Mourad Goumiri et Hassan Haddouche ont démontré, chiffres à l’appui, que le recours à une LFC est complètement injustifié et que les mesures qui sont préconisées dans ce projet sont « des folies » pour les unes et des aberrations « populistes » pour les autres.
Est-il nécessaire de recourir à une LFC dans la conjoncture actuelle ? « Une LFC doit être une exception. Or, on constate ces dernières années que le Gouvernement y fait recours systématiquement. Ce recours veut dire qu’il y a rupture des grands équilibres budgétaires et que le Gouvernement ne maitrises ni les recettes ni les dépenses », a expliqué Mourad Goumiri, expert en finance, lors du Café des Experts Eco de Radio M. De son coté, Hassan Haddouche, également expert en finance, a estimé qu’il n’y a aucune nécessité d’aller vers une loi de finance complémentaire dans la conjoncture actuelle. De fait, après le report de son adoption par le Gouvernement, il n’exclut pas qu’elle soit carrément abandonnée. Car, a-t-il estimé, « rien ne la justifie ». « Je ne comprends pas pourquoi recourir à une LFC pour rallonger le budget de 500 milliards de dinars alors que le Gouvernement est dans un TGV der dépenses depuis l’été derniers », a-t-il indiqué avant d’expliquer, chiffre à l’appui, son point de vue. « Beaucoup d’experts de commentateurs et même des voix officielles disent que nous sommes dans une logique de rigueur budgétaire. Or, c’est de tout le contraire qu’il s’agit. Dans la loi de finance initiale, le budget de fonctionnement a augmenté de 25% et le budget d’équipement a augmenté de 50% par rapport à 2017. Le gouvernement a dégagé un budget de 8500 milliards de dinars, soit 80 milliards de dollars, l’équivalent de la moitié environs de notre PIB, pour 2018 et on vient nous annoncer une rallonge de 500 milliards de dollars », a-t-il relevé en expliquant qu’une telle situation ne justifie nullement le recours à une LFC.
Gérer une année électorale
M. Goumiri considère que la rallonge de 500 milliards prévue dans la LFC de dinars serait peut-être destinée à combler les trous de la Caisses Nationale des Retraites qui a subi lourdement les conséquences des départs anticipés à la retraits de plusieurs milliers de personnes, ainsi que la Caisses nationale d’Assurance Sociale. Mais pas seulement. Il a également évoqué la rallonge affectée, dans le cadre de cette LFC, au ministère de la Défense qui est de 130 milliards environs ainsi que celle destinée aux secteurs qui connaissent des grèves récurrentes, notamment la Santé et l’Education, et qu’il convient de juguler par tous les moyens pour ne pas mettre le Gouvernement sous pression à la veille d’une élection présidentielle dont il est appelé à maitriser le résultat. Même analyse partagée par Hassan Haddouche qui estime que « le Gouvernement n’est pas, comme il se dit, dans une logique de rigueur budgétaire » et que, « tout au contraire », il œuvre à éteindre tous les mécontentements à travers une politique de distribution de type massif.

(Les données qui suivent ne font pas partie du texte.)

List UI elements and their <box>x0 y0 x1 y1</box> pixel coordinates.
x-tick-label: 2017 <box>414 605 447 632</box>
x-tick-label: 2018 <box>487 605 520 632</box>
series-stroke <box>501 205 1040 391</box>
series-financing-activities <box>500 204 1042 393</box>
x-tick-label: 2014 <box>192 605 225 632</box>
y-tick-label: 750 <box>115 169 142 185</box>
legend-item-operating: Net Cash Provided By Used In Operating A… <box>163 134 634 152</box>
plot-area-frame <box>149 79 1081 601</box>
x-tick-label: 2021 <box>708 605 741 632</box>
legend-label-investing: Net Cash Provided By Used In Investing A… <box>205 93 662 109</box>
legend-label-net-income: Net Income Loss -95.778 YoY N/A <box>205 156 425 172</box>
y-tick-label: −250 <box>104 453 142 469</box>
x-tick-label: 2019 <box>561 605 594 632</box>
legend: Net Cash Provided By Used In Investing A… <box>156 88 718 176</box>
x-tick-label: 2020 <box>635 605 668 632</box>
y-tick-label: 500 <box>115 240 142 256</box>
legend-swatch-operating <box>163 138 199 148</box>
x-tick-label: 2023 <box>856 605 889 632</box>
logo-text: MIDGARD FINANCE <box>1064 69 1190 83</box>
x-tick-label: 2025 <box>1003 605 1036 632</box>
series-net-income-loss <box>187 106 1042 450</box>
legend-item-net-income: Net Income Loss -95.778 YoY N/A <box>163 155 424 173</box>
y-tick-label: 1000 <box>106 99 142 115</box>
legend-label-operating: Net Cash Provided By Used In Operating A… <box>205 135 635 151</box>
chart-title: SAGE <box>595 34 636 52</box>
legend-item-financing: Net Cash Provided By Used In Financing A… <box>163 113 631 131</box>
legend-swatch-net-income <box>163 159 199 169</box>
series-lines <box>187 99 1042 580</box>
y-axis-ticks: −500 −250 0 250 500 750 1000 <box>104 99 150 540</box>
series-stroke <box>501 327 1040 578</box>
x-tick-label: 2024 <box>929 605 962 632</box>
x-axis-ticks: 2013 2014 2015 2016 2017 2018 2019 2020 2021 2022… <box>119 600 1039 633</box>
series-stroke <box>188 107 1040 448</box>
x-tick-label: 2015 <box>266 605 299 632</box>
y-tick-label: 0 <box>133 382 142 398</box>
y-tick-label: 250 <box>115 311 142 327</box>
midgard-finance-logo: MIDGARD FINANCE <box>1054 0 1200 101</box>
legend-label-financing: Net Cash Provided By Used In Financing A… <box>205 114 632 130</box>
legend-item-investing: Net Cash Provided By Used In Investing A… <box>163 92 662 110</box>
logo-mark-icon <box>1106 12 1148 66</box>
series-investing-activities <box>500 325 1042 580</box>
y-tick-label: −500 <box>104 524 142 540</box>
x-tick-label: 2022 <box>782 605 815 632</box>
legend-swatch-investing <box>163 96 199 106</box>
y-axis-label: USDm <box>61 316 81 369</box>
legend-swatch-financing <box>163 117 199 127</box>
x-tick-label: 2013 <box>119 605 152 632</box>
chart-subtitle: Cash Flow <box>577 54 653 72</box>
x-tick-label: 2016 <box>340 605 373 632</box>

Taxe de 60% ou de 200% sur les produits importés : « une folie »
Les nouvelles taxes prévues dans le projet de loi de finance complémentaire sont inefficaces du point de vue aussi bien de Mourad Goumiri que de Hassan Haddouche et ne vont rien rapporter à l’Etat. « L’urgence, ce n’est pas d’instaurer de nouvelles taxes qui ne rapporteront rien sinon des miettes à l’Etat, mais d’élargir l’assiette fiscale. Ces nouvelles taxes ne vont rien rapporter à l’Etat, à l’exception des barrières tarifaires qui ont été proposées comme moyen de limiter les importations à la place du contingentement administratif. Toute mesures empêchant l’administration de s’impliquer dans le marché est excellente », a indiqué Mourad Goumiri. Toutefois, l’institution d’une taxe qui va de 60% à 200% pour les produits importés est, selon lui, « une folie » qui ne fera qu’encourager l’informel et la corruption. Hassan Haddouche, de son coté, a estimé que l’ensemble des taxes ne vont rapporter à l’Etat que 6 milliards de dinars au plus, « ce qui ne représente rien ». S’agissant de la taxe sur les produits importés, il s’en est réjoui tout en considérant que parler d’une taxe de 60% à 200% n’obéit à aucune logique et que le Gouvernement ne pourra jamais appliquer une telle taxe qui est complètement en porte-à-faux avec les accords qui régissent le commerce in international. « J’ai toujours été contre la limitation administration des importations. C’’est à travers des barrières tarifaires que cela devra se faire. Mais une taxe qui va de 60% à 200% sur les produits importés, c’est du non-sens », a-t-il affirmé.